Evaluating trig integral $\int \tan^3x \sec^2x dx$ I am trying to evaluate this integral, and I was coming up short so I am looking at the solution from a website here.
I get lost on the u-substitution part. Where does $ \sec^2(\tan^{-1}(u)) $ come from in the denominator? Since we are using $u = \tan x, du = \sec^2x$, why isn't the denominator just $\sec^2x$?

 A: $$\int \tan^3x\sec^2x\ dx$$
Take $u=\tan x$, then $du=\sec^2x\ dx$ and we get 
$$\int u^3\ du=\dfrac{u^4}{4}+C$$ Now substitute back $u=\tan x$ and we finally get $$\dfrac14\tan^4x+C$$
A: Kevy Flex already provided a correct solution. However, I think it is interesting to see what goes on in the steps that you provided us. So, first of all we have
$$ \frac{\mathrm{d} u}{\mathrm{d} x} = \sec^2(x). $$
Thus,
$$ \mathrm{d} x =\frac{\mathrm{d} u}{\sec^2(x)}. $$
The integral, thus would be
$$ \int u^3(1+u^2)\cdot \frac{\mathrm{d} u}{\sec^2(x(u))} $$
and $x(u)=\arctan(u)$. So, what you had was correct (although maybe not the most clever).

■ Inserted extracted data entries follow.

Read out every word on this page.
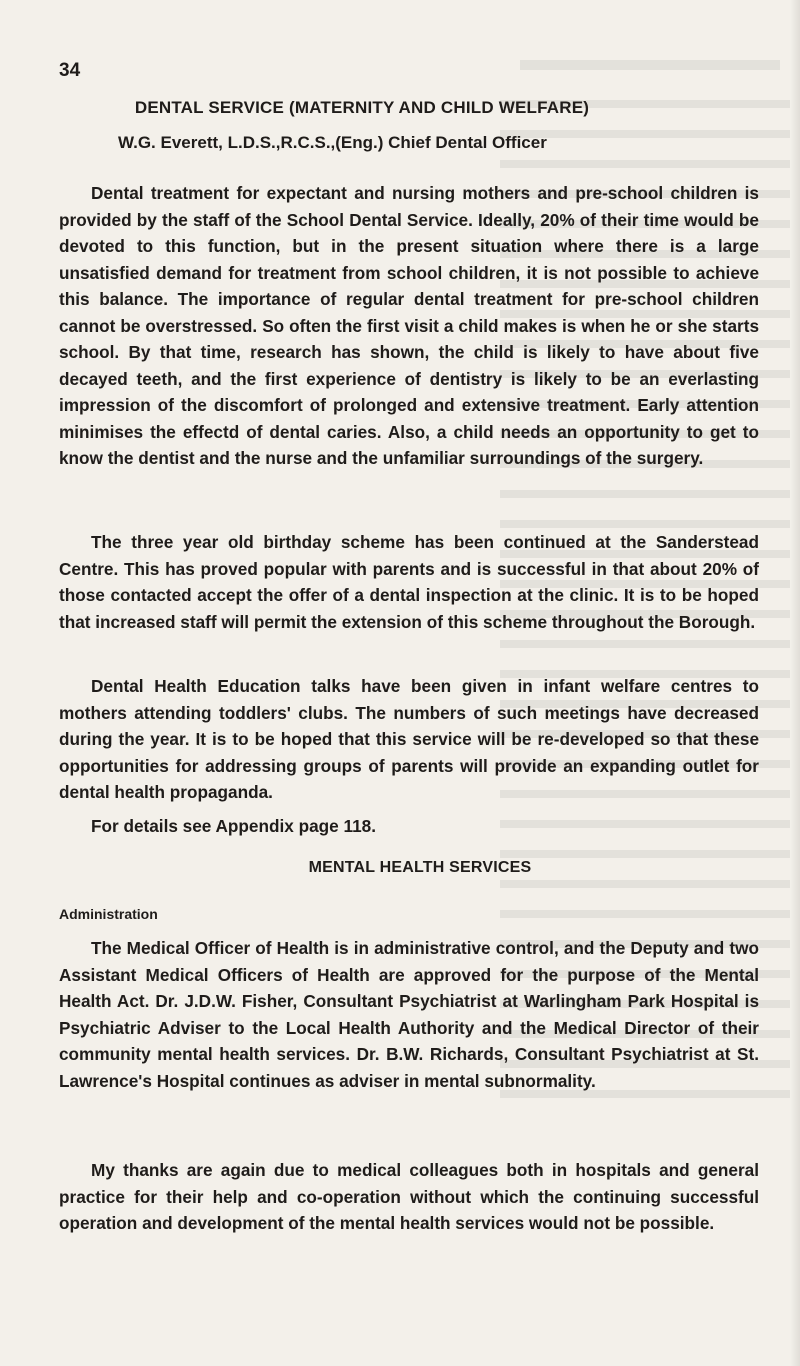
34
DENTAL SERVICE (MATERNITY AND CHILD WELFARE)
W.G. Everett, L.D.S.,R.C.S.,(Eng.) Chief Dental Officer

Dental treatment for expectant and nursing mothers and pre-school children is provided by the staff of the School Dental Service. Ideally, 20% of their time would be devoted to this function, but in the present situation where there is a large unsatisfied demand for treatment from school children, it is not possible to achieve this balance. The importance of regular dental treatment for pre-school children cannot be overstressed. So often the first visit a child makes is when he or she starts school. By that time, research has shown, the child is likely to have about five decayed teeth, and the first experience of dentistry is likely to be an everlasting impression of the discomfort of prolonged and extensive treatment. Early attention minimises the effectd of dental caries. Also, a child needs an opportunity to get to know the dentist and the nurse and the unfamiliar surroundings of the surgery.

The three year old birthday scheme has been continued at the Sanderstead Centre. This has proved popular with parents and is successful in that about 20% of those contacted accept the offer of a dental inspection at the clinic. It is to be hoped that increased staff will permit the extension of this scheme throughout the Borough.

Dental Health Education talks have been given in infant welfare centres to mothers attending toddlers' clubs. The numbers of such meetings have decreased during the year. It is to be hoped that this service will be re-developed so that these opportunities for addressing groups of parents will provide an expanding outlet for dental health propaganda.

For details see Appendix page 118.
MENTAL HEALTH SERVICES
Administration

The Medical Officer of Health is in administrative control, and the Deputy and two Assistant Medical Officers of Health are approved for the purpose of the Mental Health Act. Dr. J.D.W. Fisher, Consultant Psychiatrist at Warlingham Park Hospital is Psychiatric Adviser to the Local Health Authority and the Medical Director of their community mental health services. Dr. B.W. Richards, Consultant Psychiatrist at St. Lawrence's Hospital continues as adviser in mental subnormality.

My thanks are again due to medical colleagues both in hospitals and general practice for their help and co-operation without which the continuing successful operation and development of the mental health services would not be possible.
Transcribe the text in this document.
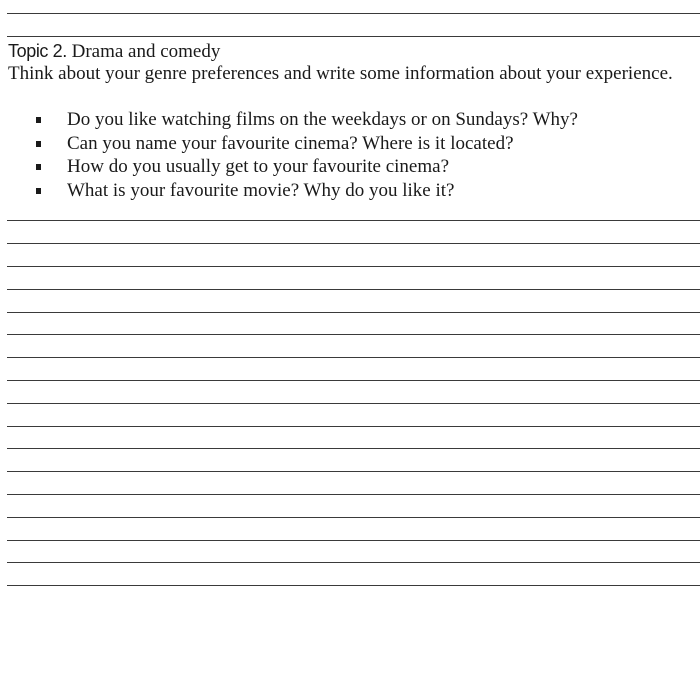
Topic 2. Drama and comedy
Think about your genre preferences and write some information about your experience.
Do you like watching films on the weekdays or on Sundays? Why?
Can you name your favourite cinema? Where is it located?
How do you usually get to your favourite cinema?
What is your favourite movie? Why do you like it?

Then, you might ask, but the solution by Kevy Flex was so simple and this looks unnecessarily complicated. Well, you can actually work out that
$$ \sec(\arctan(x)) = \sqrt{x^2+1} $$
and thus, this sort of cancels out and you end up with $u^3$ in your integral.
Now, why is the above formula correct? To that end, look at the triangle $ABC$ with $\angle ABC = 90^{\mathrm{o}}$, then $BC/AB=\tan(\angle CAB)$. So, $\arctan(BC/AB) = \angle CAB$ and it follows that
$$\cos(\arctan(BC/AB)) = \cos(\angle CAB) = AB/AC.$$
If we let $x$ equal $BC/AB$ and we write $AC=\sqrt{AB^2+BC^2}$, then we find that
$$\cos(\arctan(x)) = \cos(\angle CAB) = \frac{AB}{\sqrt{AB^2+BC^2}} = \frac{1}{\sqrt{1 + BC^2/AB^2}} = \frac{1}{\sqrt{x^2+1}}.$$
We conclude
$$ \sec(\arctan(x)) = \sqrt{x^2+1}.$$
I hope this is helpful!
A: For future reference, whenever considering integrals of the form 
\begin{equation}
 I = \int \frac{f(\cos(x), \sin(x))}{g(\cos(x), \sin(x))}\:dx
\end{equation}
If $f(\cdot, \cdot), g(\cdot, \cdot)$ are polynomials, then the Weierstrass substitution $u = \tan\left(x/2\right)$ will convert the integrand into a function of polynomials of the following form:
\begin{equation}
 I = \int \frac{f\left(\frac{1 - t^2}{1 + t^2} , \frac{2t}{1 + t^2}\right)}{g\left(\frac{1 - t^2}{1 + t^2}, \frac{2t}{1 + t^2} \right)} \frac{2}{1 + t^2}\:dt\nonumber
\end{equation}
Which very often is much easier to evaluate. This of course applies when simpler substitutions are unknown and/or do not exist.